Review of Man Vs.

Man Vs. (2015)
2/10
Good setting, but nonsensical and one of the cardinal sins of screenwriting
28 September 2021
Warning: Spoilers
First off, I like the setting. That's the good stuff out of the way. Now the bad stuff.

The premise of the film is that this guy is a famous survivalist and his show has just been picked up by a network for its third season. The problem there is that the poor fella has the charisma of one of the sticks he uses in his figure-four deadfall trap, and is as convincing a survivalist as I am a molecular biologist. So, unfortunately, suspension of disbelief is immediately impossible, meaning I constantly knew I was watching a film and never got into it. I mean, this was kinda good because it meant I just laughed at the many terrible lines, ridiculous happenings, and unbelievable survival situations that even a cursory knowledge of what I'm led to believe is a 'fake' survival show - Naked and Afraid - would make you doubt as soon as you see it.

Like when he sets three deadfall traps his first night and immediately catches two rabbits. From my irregular viewings of N&A and 'Alone', it seems traps rarely catch anything, even over periods of extended time, and when they do, it's invariably mice or small birds. He also polishes the bottom of a drink can in order to focus the sun onto kindling to make a fire, and the clearly visible can is still impotently dull. I may be wrong but I don't remember him boiling his water, either. He also falls 30 feet down a hole, gets a compound fracture, then managed to climb out of the hole immediately and on the first attempt.
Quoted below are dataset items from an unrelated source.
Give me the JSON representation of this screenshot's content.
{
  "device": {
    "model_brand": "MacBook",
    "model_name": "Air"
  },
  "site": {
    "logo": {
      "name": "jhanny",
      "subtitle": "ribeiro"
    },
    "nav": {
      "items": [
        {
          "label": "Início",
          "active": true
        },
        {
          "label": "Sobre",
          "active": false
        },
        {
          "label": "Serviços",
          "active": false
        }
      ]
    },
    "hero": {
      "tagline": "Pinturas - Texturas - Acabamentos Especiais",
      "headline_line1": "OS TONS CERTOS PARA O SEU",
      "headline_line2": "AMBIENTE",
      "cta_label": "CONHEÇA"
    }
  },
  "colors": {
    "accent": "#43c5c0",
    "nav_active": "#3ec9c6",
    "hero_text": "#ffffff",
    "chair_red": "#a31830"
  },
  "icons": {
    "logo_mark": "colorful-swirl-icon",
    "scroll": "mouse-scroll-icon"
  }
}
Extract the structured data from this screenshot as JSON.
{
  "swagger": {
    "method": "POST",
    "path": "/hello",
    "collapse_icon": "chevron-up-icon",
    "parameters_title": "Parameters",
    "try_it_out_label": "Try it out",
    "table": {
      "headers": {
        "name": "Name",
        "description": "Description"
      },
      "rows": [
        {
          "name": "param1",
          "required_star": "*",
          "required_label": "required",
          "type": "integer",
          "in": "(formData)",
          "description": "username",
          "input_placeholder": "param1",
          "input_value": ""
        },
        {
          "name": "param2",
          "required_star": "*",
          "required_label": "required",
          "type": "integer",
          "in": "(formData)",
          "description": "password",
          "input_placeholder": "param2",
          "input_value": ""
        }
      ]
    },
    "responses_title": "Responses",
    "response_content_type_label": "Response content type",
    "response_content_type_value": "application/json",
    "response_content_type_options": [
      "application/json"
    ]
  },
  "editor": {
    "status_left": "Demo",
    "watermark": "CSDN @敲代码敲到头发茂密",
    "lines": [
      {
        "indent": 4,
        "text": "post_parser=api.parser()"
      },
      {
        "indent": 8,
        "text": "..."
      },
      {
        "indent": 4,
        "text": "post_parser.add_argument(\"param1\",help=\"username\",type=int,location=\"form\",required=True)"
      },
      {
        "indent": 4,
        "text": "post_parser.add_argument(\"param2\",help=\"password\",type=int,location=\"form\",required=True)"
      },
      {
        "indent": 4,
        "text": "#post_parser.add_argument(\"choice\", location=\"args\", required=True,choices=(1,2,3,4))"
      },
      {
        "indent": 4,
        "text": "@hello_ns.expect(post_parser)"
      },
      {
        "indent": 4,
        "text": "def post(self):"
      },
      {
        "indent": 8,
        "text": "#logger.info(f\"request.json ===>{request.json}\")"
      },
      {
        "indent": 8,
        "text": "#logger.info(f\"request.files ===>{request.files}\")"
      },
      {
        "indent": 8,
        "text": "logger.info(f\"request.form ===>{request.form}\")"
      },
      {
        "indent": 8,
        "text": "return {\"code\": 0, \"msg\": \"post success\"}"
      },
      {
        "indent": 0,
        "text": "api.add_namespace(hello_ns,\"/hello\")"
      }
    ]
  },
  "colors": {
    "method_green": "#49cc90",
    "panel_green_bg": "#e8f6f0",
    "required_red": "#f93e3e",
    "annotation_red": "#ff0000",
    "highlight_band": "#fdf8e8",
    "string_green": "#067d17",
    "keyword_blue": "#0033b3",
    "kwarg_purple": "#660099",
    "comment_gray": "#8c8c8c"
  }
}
The worst cinematic'sin', however, is that the character constantly narrates his own thoughts. Not to camera for the show - that would at least partly make sense - just off-the-cuff remarks that if another character were there, he might tell; or that could be shown instead of told. It gets to the point where he tells a chessboard that the intruder (who has just taken the next turn in the game of chess he was playing against himself - and who turns out to be a an aggressive predator-type extraterrestrial LOL) that it was a "really good move". He later yells to the surrounding area that he likes the intruder's chess moves.

I mean, it even takes him most of the runtime to realise it might have been his crew setting him up, which surely makes a better red herring (given they've just moved to network television and actually make a point of putting Mr. Survivalist under pressure to deliver on more than one occasion) than a "psycho chess-playing lumberjack": who he believes is behind the spoooooky goings on.

By the time the very, VERY badly CGI animated alien rocks up, I'd just started taking tally of all the silliness and realised just how stunned I am that this actually got made.

In summation, if you have 90 minutes to kill and are kind of in to survival, and want to get REALLY frustrated, this one's for you. If not, I can't recommend it.